What are your sights set on after college?... The plan right now is to keep rowing and trying out for the national team. The ultimate goal is to earn another Olympic berth at the 2012 London Games. 

Proposed 2012 London Olympics Logo

Describe 'a day in the life' of training for the national team... Training tends to demand 8 hours per day, usually broken into three workouts. One or two of the training sessions are done on the water. The third workout rotates between [the] erg, running, or lifting. 

Talent you would most like to have... I want to be able to sing really well. Good music is such a thrill. I don't have a preference for what type of music I could sing, but if an amazing voice was given to me I would most likely apply it to a unique genre like opera.

Singing cartoon

Favorite teams as a kid... [Hailing from Boothbay Harbor, ME] I am a loyal New England girl: my favorite teams were and always will be the Celtics, Red Sox, and Bruins.
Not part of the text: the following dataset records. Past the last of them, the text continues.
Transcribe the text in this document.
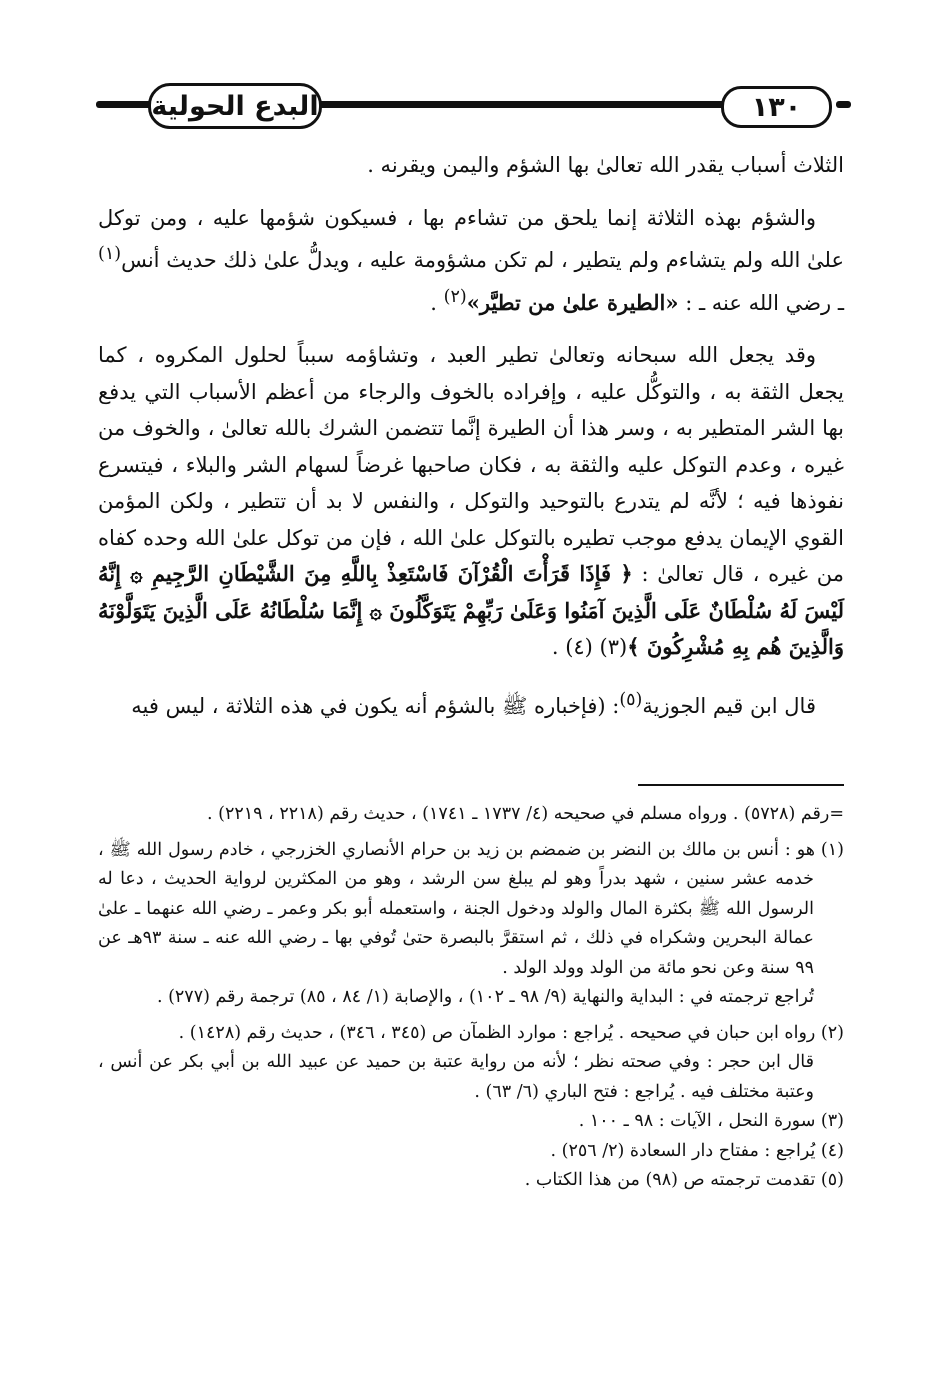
البدع الحولية	١٣٠

الثلاث أسباب يقدر الله تعالىٰ بها الشؤم واليمن ويقرنه .

والشؤم بهذه الثلاثة إنما يلحق من تشاءم بها ، فسيكون شؤمها عليه ، ومن توكل علىٰ الله ولم يتشاءم ولم يتطير ، لم تكن مشؤومة عليه ، ويدلُّ علىٰ ذلك حديث أنس$^{(١)}$ ـ رضي الله عنه ـ : «الطيرة علىٰ من تطيَّر»$^{(٢)}$ .

وقد يجعل الله سبحانه وتعالىٰ تطير العبد ، وتشاؤمه سبباً لحلول المكروه ، كما يجعل الثقة به ، والتوكُّل عليه ، وإفراده بالخوف والرجاء من أعظم الأسباب التي يدفع بها الشر المتطير به ، وسر هذا أن الطيرة إنَّما تتضمن الشرك بالله تعالىٰ ، والخوف من غيره ، وعدم التوكل عليه والثقة به ، فكان صاحبها غرضاً لسهام الشر والبلاء ، فيتسرع نفوذها فيه ؛ لأنَّه لم يتدرع بالتوحيد والتوكل ، والنفس لا بد أن تتطير ، ولكن المؤمن القوي الإيمان يدفع موجب تطيره بالتوكل علىٰ الله ، فإن من توكل علىٰ الله وحده كفاه من غيره ، قال تعالىٰ : ﴿ فَإِذَا قَرَأْتَ الْقُرْآنَ فَاسْتَعِذْ بِاللَّهِ مِنَ الشَّيْطَانِ الرَّجِيمِ ۞ إِنَّهُ لَيْسَ لَهُ سُلْطَانٌ عَلَى الَّذِينَ آمَنُوا وَعَلَىٰ رَبِّهِمْ يَتَوَكَّلُونَ ۞ إِنَّمَا سُلْطَانُهُ عَلَى الَّذِينَ يَتَوَلَّوْنَهُ وَالَّذِينَ هُم بِهِ مُشْرِكُونَ ﴾(٣) (٤) .

قال ابن قيم الجوزية$^{(٥)}$: (فإخباره ﷺ بالشؤم أنه يكون في هذه الثلاثة ، ليس فيه

=رقم (٥٧٢٨) . ورواه مسلم في صحيحه (٤/ ١٧٣٧ ـ ١٧٤١) ، حديث رقم (٢٢١٨ ، ٢٢١٩) .

(١) هو : أنس بن مالك بن النضر بن ضمضم بن زيد بن حرام الأنصاري الخزرجي ، خادم رسول الله ﷺ ، خدمه عشر سنين ، شهد بدراً وهو لم يبلغ سن الرشد ، وهو من المكثرين لرواية الحديث ، دعا له الرسول الله ﷺ بكثرة المال والولد ودخول الجنة ، واستعمله أبو بكر وعمر ـ رضي الله عنهما ـ علىٰ عمالة البحرين وشكراه في ذلك ، ثم استقرَّ بالبصرة حتىٰ تُوفي بها ـ رضي الله عنه ـ سنة ٩٣هـ عن ٩٩ سنة وعن نحو مائة من الولد وولد الولد .

تُراجع ترجمته في : البداية والنهاية (٩/ ٩٨ ـ ١٠٢) ، والإصابة (١/ ٨٤ ، ٨٥) ترجمة رقم (٢٧٧) .

(٢) رواه ابن حبان في صحيحه . يُراجع : موارد الظمآن ص (٣٤٥ ، ٣٤٦) ، حديث رقم (١٤٢٨) .

قال ابن حجر : وفي صحته نظر ؛ لأنه من رواية عتبة بن حميد عن عبيد الله بن أبي بكر عن أنس ، وعتبة مختلف فيه . يُراجع : فتح الباري (٦/ ٦٣) .

(٣) سورة النحل ، الآيات : ٩٨ ـ ١٠٠ .

(٤) يُراجع : مفتاح دار السعادة (٢/ ٢٥٦) .

(٥) تقدمت ترجمته ص (٩٨) من هذا الكتاب .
I am actually a huge fan of hockey, so I'll count the AHL Portland Pirates among my favorites, as well.

Boston Pro Sports Team Logos

What is your favorite class that you are taking or have taken?... The Films of Woody Allen. I had seen a few of Allen's latest movies, such as Match Point. But this course exposed me to his full repertoire of films. The syllabus obviously required the viewing of many movies. In addition, we read books authored by and about Allen, critics' reviews, and interpretive pieces. I can confidently say that my two favorite Woody Allen projects are Stardust Memories and Deconstructing Harry.

Caricature of Woody Allen

What is your biggest pet peeve?... My roommate, who I normally love, has a terrible habit of opening our kitchen cupboards and walking away without closing them. So I regularly enter the kitchen to find an eye-sore of several open cupboards. It's really annoying.

If you could cook dinner for one famous person, dead or alive, who would it be? What would you serve him/her for dinner?... My first inclination is to say Ghandi, but I don't think he ate a lot. It would be a waste of a meal! So my second invitation would go to the Rolling Stones - all of them. They are my favorite band and the thought of spending time with Keith Richards is very cool. But we would order out for Thai. We would all have a much more pleasant experience if I avoided the kitchen!

The Rolling Stones group shot

What is the most wide-spread misconception about rowing?... Everyone thinks that the only body part that rowers use is their arms. Quite the contrary, the majority of rowing energy comes from the legs, while the core and back also play major roles. In fact, I would identify my arms as having the weakest muscle group in my body. 

Favorite moment in a competition... Pulling into the start blocks a few moments before a race begins. A hush seems to fall over the water. The only things you can hear are the last-minute mutters on competitor's boats and the adjustment of oars in their boxes. The moment is the most nerve-wracking and high-adrenaline of the entire race, yet there's a tranquility to it that I love.

Rowers line up for the start

What is the best advice you've received?... With regard to rowing, 'don't let the lows get too low or the highs too high.' If I have a poor workout, for example, it's important to acknowledge the disappointment in myself, but then get over it. There's no sense in dwelling on something that's over and done with. Instead, one needs to think about the improvements that can be made so that a repeat performance does not happen. On the flip side, don't celebrate and boast too much after achieving success. It's just as important to learn from the high times as the low times; focusing on the details that made a race 'click' will make them habit in the future, and in order to keep winning one must constantly improve the little things.

Favorite Stanford Rowing workout?... Rowing to the San Mateo Bridge and back on a Saturday morning. I'm not sure of the distance, but it takes us about 2 hours to complete. We literally head out the the bay and just start rowing! It's a challenge due to the elements caused by the bay, but also because Coach [Farooq] mixes up the crews to take us out of our comfort zone.